Noise, the death of endangered birds and reduced property values are some of the concerns raised against an application for a new windfarm in South Taranaki.
Trustpower plans to spend $325 million to build a 48-turbine wind farm on coastal land six kilometres southeast of Patea and seven kilometres southwest of Waverley and has applied for a resource consent.
Twenty four submissions were received by the South Taranaki District Council, many of them either against the plan or calling for further consultation.
The Department of Conservation was concerned about bird strike deaths affecting several species of endangered birds including banded dotterels, pied oyster catchers, pied stilts, shag and little black shags.
NZ Fish and Game was concerned about the effects on game birds and other submissions, including those from Nga Rauru and Ngati Ruanui, called for further assessment and consultation around the environmental impact.

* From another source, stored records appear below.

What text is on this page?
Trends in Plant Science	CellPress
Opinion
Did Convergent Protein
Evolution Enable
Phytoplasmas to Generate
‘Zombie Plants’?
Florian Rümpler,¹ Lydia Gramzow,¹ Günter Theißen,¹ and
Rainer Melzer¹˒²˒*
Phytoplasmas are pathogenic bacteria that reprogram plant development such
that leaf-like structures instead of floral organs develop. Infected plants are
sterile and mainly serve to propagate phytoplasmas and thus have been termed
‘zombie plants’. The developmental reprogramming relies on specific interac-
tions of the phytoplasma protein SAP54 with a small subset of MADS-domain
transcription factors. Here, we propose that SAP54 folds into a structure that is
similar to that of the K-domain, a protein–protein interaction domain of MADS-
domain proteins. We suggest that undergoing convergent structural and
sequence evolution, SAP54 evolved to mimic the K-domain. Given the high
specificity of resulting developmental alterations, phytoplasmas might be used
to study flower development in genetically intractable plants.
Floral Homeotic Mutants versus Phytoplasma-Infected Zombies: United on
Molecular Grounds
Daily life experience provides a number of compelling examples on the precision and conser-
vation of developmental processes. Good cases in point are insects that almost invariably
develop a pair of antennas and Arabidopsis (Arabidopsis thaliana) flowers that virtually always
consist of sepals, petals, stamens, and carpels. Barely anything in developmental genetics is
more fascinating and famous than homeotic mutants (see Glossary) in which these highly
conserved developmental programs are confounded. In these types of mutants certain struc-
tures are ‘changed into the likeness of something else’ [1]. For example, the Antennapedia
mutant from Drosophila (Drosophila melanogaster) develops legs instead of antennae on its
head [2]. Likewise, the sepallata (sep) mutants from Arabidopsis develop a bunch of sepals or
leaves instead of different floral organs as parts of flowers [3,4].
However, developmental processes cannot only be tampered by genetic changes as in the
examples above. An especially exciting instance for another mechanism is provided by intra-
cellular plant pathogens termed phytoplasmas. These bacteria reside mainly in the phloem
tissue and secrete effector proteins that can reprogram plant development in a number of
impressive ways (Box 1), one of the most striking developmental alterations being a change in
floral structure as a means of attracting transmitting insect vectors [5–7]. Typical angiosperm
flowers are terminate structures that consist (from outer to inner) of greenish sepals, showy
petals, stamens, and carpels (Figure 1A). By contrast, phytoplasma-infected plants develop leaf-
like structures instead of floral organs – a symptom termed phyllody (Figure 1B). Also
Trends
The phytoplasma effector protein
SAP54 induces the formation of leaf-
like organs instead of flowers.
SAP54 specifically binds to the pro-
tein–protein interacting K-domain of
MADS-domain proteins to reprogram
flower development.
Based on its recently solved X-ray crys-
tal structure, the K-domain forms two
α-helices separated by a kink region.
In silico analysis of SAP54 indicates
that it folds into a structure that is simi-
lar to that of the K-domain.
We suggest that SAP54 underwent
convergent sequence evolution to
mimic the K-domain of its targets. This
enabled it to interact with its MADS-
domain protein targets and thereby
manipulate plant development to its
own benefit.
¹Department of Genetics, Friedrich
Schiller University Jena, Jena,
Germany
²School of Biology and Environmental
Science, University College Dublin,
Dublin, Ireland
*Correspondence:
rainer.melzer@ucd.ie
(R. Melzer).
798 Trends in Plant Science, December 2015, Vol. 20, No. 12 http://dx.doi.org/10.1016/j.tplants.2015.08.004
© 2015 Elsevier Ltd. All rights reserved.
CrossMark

Some Waverley residents were against the route planned for the transmission line for the power generated by the wind farm, rather than the facility itself.
Other concerns were that planned developments would be adversely affected and one person commented about the effects the noise from the turbines might have on their cows.
The New Zealand Wind Energy Association highlighted the economic benefits to the region through the construction and operation of the wind farm, and the long term benefits to the country’s electricity prices and greenhouse gas emissions.
South Taranaki District Council planning manager Blair Sutherland said staff were assessing the submissions to decide if further information was required from Trustpower on any of the matters raised.
“There are submissions for and against, it’s a fairly mixed bag. There are several that support the application and some that oppose it outright. Others are seeking certain conditions if it is approved, and others are only opposing aspects of it.”
Sutherland said it was likely the council would have some parts of the application assessed by experts, then eventually the application would go to a hearing and the Environment and Hearings Committee would decide if it was approved or not.
He was unsure how long the process would take.
If consent was granted, market conditions as well as a number of other factors would dictate when the project would commence, Trustpower lead environmental adviser Ryan Piddington said.
However, the project would employ 80 to100 people during the construction and then eight or ten to operate it, Piddington said.
“We are applying for a 10 year lapse period to the consent which would give us 10 years from granting to exercise the consents.”
The proposal for the plant, which would be Taranaki’s first wind farm, was first mooted in 2007 when Allco Wind Energy NZ Ltd, subsidiary of Australian investment company, Allco Financial Group announced plans to build one.
In 2009, the project hit a snag when Allco Wind Energy was put into receivership. TrustPower secured development rights in July 2010.
Trustpower operates 38 hydro power stations across 19 hydroelectric power schemes, and two wind farms.